As with all trace elements in nutrition, there is often a fine line between intake levels necessary for optimal health and intake levels which will produce toxicity symptoms. Elements such as selenium have reasonably narrow dose-response relationships, so that 90 to 200 micrograms daily may be excellent, but 300 to 500 micrograms may be toxic. As pointed out by Smith and Fitzgerald (1978): "it is difficult to arrive at recommendations for adequate and safe intake levels of trace elements such as selenium in individual nutrition, because of variations in digestion, absorption, distribution, excretion, pharmacodynamics and the presence or absence of other dietary constituents." Furthermore, in contrast to Chen's study, several other investigators have observed no significant correlation between low selenium intake, low Se blood levels in New Zealand residents, and the incidence of cancer, heart disease, liver, or white muscle disease (Griffith and Roberts, 1974; Thompson and Robinson, 1980; Robinson, 1976; Watkinson, 1977).

Greeder and Milner (Science, Aug. 15, 1980) indeed showed that Se was efficacious in treating mice with ascites tumors. It should be noted, however, that these researchers used pharmacologic doses of Se equivalent to greater than 100 times that known to produce toxicity in humans. The point here is that utilizing pharmacologically high dosages of Se to treat established tumors in rodents, as in Greeder and Milner's study, does not imply that a nutritional Se deficiency will cause cancer or that the recommended daily allowance (200 micrograms) will prevent or decrease the incidence of cancer. Such factors must be considered when interpreting experimental data.…Thus, had P&S read all of the literature that a Medlar search would have provided, or even a few advanced texts on human nutrition, they would know that there is not enough evidence to substantiate the above claim for Se in preventing the two leading causes of death.
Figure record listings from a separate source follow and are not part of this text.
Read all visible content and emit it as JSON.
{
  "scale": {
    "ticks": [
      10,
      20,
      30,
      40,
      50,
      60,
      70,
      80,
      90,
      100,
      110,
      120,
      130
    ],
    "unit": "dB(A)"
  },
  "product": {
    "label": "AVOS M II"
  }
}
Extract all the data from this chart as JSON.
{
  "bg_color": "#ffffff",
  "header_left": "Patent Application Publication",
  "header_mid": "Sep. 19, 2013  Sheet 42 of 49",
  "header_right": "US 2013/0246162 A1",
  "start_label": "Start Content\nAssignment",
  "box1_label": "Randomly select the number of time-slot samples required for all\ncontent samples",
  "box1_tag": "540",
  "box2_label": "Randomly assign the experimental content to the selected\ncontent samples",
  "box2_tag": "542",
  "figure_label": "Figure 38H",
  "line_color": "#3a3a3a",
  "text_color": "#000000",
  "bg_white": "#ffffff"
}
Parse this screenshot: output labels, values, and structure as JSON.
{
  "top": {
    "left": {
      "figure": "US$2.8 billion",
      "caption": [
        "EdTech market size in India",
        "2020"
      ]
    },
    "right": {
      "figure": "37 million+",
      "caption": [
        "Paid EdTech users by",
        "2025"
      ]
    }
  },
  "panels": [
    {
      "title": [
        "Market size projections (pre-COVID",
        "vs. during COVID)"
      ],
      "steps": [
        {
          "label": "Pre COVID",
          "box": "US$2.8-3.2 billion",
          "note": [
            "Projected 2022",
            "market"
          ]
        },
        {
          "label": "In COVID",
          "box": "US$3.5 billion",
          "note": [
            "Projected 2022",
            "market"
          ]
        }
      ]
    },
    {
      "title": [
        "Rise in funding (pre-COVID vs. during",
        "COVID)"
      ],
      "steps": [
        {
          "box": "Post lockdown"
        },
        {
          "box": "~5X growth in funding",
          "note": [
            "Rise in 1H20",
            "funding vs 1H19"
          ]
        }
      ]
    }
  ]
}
Pearson & Shaw's primary error is that they ignore an established scientific concept highly important when applying nutritional knowledge, particularly true with trace elements: it is unwise and imprudent to grasp some facet of preliminary data, such as the possibility of selenium protection against cancer, as justification for irresponsible health claims. With further clinical, experimental, and epidemiological research, Se may prove to be beneficial in the prevention and/or treatment of cancer or some other pathology, but clearly much more research is needed before such claims can be made. Pearson and Shaw's misrepresentation of scientific data is a perfect example of how "a little knowledge can be a dangerous thing."

Edward V. Avakian, Ph.D.
Santa Barbara, CA

The editors reply: As we explained to Mr. Avakian, we do not edit words out of the middle of sentences of letters to the editor. This was an admittedly unfortunate typographical and proofreading error. We are sorry that he has seen fit nevertheless to cancel his subscription to REASON. For readers who send a self-addressed stamped envelope, we will be happy to provide his list of references, in addition to those mentioned above, on the role of dietary selenium in human health and disease.

Nutrition Dark Ages

The recent letter by Dr. Avakian regarding selenium was shocking—not so much because its nutritionist author was ignorant of human selenium-deficiency diseases (Keshan Disease, Kashin-Beck Disease) or of the numerous studies demonstrating anticarcinogenic effects of high intakes of selenium—but because of the author's evident assumption that an absence of symptomatic deficiency implies that increased doses of a nutrient will produce no physiological effects. This is the sort of lame logic which keeps nutrition in its "four-basic-food-groups" dark ages, when in fact it should be the most dynamic force in preventive medicine.